Miércoles 17 de setiembre de 2003
 

Indumentarias

 

Por Osvaldo Alvarez Guerrero

  Las indumentarias son, también, símbolos exteriores de nuestras actividades, las formas visibles del interior del hombre. Por lo tanto, sin entrar en disquisiciones sobre la sociología de la moda, un ejercicio de constatación de las ropas de los gobernantes puede registrar algo más que una curiosidad inútil. Como todos los símbolos del poder, la indumentaria de los gobernantes y políticos revela rasgos psicológicos, jerarquías, distinciones y hasta ideologías. No sigue, en rigor, la moda general del pueblo, ni de las avanzadas de la industria del diseño costurero. La suya es una moda bastante restringida a las élites de mando.
Los actuales gobernantes de las democracias modernas de Occidente visten todos igual cuando se reúnen en conferencias internacionales, ruedas de prensa o presentaciones públicas de diversa índole ante la tevé. Trajes oscuros, de corte clásico, camisa blanca y corbata de seda, casi siempre de fondo azul o rojo oscuro: así se los ve a Berlusconi, Aznar, Schröder, Putin, Chirac, Bush, Tony Blair, Lula y hasta Fidel Castro -que cada vez usa menos sus ropas de fajina militar de la Sierra Maestra-. Esas vestimentas, alejadas de la moda cotidiana, son también las de los jueces, ejecutivos de empresa o agentes de Bolsa: estas figuras no pueden ir vestidas de cualquier manera. Son necesarios la prolijidad y el esmero personal. Como decían nuestras madres, uno no debe ir a la escuela con las zapatillas y el guardapolvo sucios, o con las uñas largas y negras.
Las ceremonias oficiales, desde luego, tienen rígidas normas protocolares respecto de las vestimentas. Provienen de los tiempos teocráticos y monárquicos, en los que la ropa mostraba los signos de la divinidad, origen, por entonces, del poder terrenal o celestial. Las repúblicas, desde la Revolución Francesa, han democratizado y atenuado las exigencias de las particularidades exclusivas, impregnadas del lujo solemne y honorífico del que toda divinidad dispone. Pero, aunque más estandardizadas, subsisten, y ninguna excentricidad innoble es admisible en el ámbito de los palacios gubernamentales.
Sin embargo los políticos, sobre todo cuando son candidatos (y casi siempre lo son), no descuidan las ropas de la intimidad desenvuelta en sus hogares, o en sus casas de vacaciones o en el trajín de las campañas electorales, donde deben frecuentar a gente de todo tipo.
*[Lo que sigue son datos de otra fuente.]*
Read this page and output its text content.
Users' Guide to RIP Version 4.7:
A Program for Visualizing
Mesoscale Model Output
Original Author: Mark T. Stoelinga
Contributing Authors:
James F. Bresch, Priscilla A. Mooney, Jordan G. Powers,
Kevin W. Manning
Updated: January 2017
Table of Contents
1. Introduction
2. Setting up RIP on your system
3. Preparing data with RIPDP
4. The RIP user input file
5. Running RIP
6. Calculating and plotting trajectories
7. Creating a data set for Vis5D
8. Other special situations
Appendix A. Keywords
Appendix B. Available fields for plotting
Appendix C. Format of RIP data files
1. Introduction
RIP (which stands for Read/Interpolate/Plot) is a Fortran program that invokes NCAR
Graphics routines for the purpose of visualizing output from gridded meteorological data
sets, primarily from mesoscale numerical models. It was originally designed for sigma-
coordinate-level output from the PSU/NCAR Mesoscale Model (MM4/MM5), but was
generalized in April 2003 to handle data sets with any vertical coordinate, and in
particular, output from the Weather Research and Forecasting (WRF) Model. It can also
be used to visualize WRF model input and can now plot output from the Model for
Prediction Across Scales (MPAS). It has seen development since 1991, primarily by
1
Siempre, claro está, que no se descubran en el ropaje las huellas del chorizo, el tuco y la empanada, o sus equivalentes. Esa es, por otra parte, la recomendación de los expertos en publicidad política, uno de cuyos objetivos es humanizar, pero no tanto, a sus clientes políticos ante las miradas de la masa votante. La ropa vulgar y hasta proletaria es también el caso de gobernadores provinciales, dirigentes de barrio e intendentes de pago chico. En sitios en los que el trato con los vecinos es directo, sería ridículo presentarse vestido al gran estilo de la tradición ceremoniosa para inspeccionar aceras intransitables y canillas públicas en los barrios marginales.
Alguna muestra de poder bélico es imprescindible en quienes dirigen la guerra. La iconología de Napoleón, Bolívar o San Martín (excepto cuando nuestro prócer estaba retirado, ya anciano en Europa) los representa en uniforme militar de gala. Belgrano, en cambio, aparece con vestido militar o civil, según la ocasión de sus exigentes compromisos revolucionarios con la libertad e independencia. Las estatuas ecuestres, con la espada indicando el rumbo de las cargas hacia la victoria, evocan las jornadas heroicas de otrora, evanescentes hoy, que son tiempos de competencias recluidas en los palacios financieros. ¿Cómo representar en eventuales estatuas, por ejemplo, a los ministros de Economía y a los popes del FMI, si no es con un dólar o un cheque en sus manos, habida cuenta de que los sables no parecen ser el instrumento apropiado para su difícil gestión? Esa dificultad reafirma la opinión generaliza de omitir tales monumentos.
Hitler, que no tenía formación profesional militar, vestía uniforme único e intransferible, diríamos paramilitar. Igual que Mussolini o Stalin. Por el contrario, Lenin siempre vestía de civil, con aires más bien notariales, como la “inteligentzia” de las vanguardias marxistas del siglo XIX. Pero no así Trotsky, quien, cuando comandaba el Ejército Rojo, exhibía correajes y botas lustrosas. Mao Tsé Tung impuso su propia moda sobria, mezcla de obrero ferroviario y soldado recluta, que se expandió por los bulevares parisinos; sería sorprendente, si uno tuviera en cuenta su falta de gracejo y olvidara los gustos sufridos de las izquierdas angustiadas.
Perón también vestía mixto. De todos modos, era obvia su preferencia, en los buenos tiempos de su primer gobierno, por el uniforme de generalato y a caballo. Si bien en las reuniones con sindicalistas o en sus actos públicos su imagen era la del hombre en mangas de camisa, aunque casi siempre de corbata y no descamisado como “los grasas”. Siendo primer deportista, en sus últimos años inauguró la motoneta y el gorro de beisbolista, que tuvo designación local: el sombrerito “Pocho”.
Hipólito Yrigoyen, el “Peludo”, que procuraba no ser retratado y detestaba las fotografías, no vestía bien, ni con levita (en los actos oficiales) ni con aquel traje que se ponía regularmente, que le quedaba chico. Las puntas inferiores del chaleco se erguían como picos de gallina y no alcanzaban a cubrir la camisa antes de llegar a la cintura. Alvear, el “Galerita”, tenía en cambio una natural elegancia aristocrática, con cualquier cosa que se pusiese, incluyendo la vestimenta de conductor automovilístico. En sus giras proselitistas, la campera de gamuza con el pañuelito de seda al cuello de Fernando de la Rúa aludía a estancia bonaerense y fue imitada por sus funcionarios más entusiastas. Hoy ya no la usan. Pero no podía jamás ser un remedo de las camperas de cuero negro del sindicalista Ubaldini, cuando las regalaba a sus allegados en las manifestaciones de la CGT incitando al paro general.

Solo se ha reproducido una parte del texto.